In-Flight Cell Phone Use Gets a Hearing

The Federal Aviation Administration said at a hearing of a House aviation subcommittee on Thursday that it was up to the carriers and phone manufacturers to get the ban on cell phone use in planes lifted. "The FAA is not changing its rules," the group's administrator for Aviation Safety Nicholas Sabatini bluntly told attendees.

The move to lift the ban started back in December after several European countries began to relax their rules on in-flight cell phone use. Numerous independent studies have shown that cell phones do not interfere with plane operations; however, government agencies and some airline passenger interest groups continue to resist any move to change the rules.

"If an air carrier is willing to take the time and incur the expense of testing and verifying that the cell phone usage presents no in-flight interference problems, our rules allow an air carrier to permit such devices," Sabatini told the subcommittee.


The FAA has already allowed one airline, American, to test something called a "pico cell" which would keep phones operating at a low level of power.

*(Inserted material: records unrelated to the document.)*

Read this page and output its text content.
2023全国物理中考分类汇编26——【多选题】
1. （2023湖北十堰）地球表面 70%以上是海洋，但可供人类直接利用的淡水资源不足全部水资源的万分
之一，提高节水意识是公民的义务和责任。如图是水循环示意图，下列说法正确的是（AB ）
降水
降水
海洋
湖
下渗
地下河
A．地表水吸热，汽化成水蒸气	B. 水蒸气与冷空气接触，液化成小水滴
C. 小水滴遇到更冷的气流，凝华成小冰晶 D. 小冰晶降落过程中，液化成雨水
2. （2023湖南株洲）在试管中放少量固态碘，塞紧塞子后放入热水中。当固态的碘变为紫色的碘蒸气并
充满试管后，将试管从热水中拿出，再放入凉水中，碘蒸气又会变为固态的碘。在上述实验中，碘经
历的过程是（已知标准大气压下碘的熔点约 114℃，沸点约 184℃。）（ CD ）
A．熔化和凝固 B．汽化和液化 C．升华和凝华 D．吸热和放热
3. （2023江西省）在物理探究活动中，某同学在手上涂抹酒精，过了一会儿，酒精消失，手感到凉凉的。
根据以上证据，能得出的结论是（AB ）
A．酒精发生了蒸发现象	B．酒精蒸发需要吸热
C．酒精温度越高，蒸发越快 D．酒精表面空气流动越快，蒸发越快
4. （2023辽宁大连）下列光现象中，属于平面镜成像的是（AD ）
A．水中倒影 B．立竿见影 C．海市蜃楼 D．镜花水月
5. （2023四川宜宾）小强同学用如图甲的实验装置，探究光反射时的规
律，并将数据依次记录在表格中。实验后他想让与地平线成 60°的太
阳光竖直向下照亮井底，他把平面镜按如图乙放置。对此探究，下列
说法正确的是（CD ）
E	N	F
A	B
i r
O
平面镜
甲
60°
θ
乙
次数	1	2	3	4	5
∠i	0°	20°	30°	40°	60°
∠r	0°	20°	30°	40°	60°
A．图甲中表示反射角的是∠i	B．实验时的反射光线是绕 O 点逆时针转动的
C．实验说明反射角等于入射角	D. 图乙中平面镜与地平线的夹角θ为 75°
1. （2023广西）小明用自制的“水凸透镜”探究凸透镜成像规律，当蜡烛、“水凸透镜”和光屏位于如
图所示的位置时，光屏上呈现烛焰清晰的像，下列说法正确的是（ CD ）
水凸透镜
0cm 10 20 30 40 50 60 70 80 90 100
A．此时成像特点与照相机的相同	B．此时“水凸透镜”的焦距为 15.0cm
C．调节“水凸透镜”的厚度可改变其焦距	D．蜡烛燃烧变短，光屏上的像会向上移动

United was also given permission to install wireless Internet on some of its planes.

At least one company in Europe plans to bring mobile phone access to its planes. Siemens and Airbus are working together to provide GSM connectivity on some Airbus planes through a service called On-Air by the end of 2006.

The on-board cell phone service would be controllable by the flight crew, meaning that an airline would be able to enforce "quiet times" by switching features on and off.

In any case, Sabatini said that the group would continue to revaluate its position. "This will be one of the issues that we will continue to assess and monitor if cell phone technology proliferates onboard aircraft."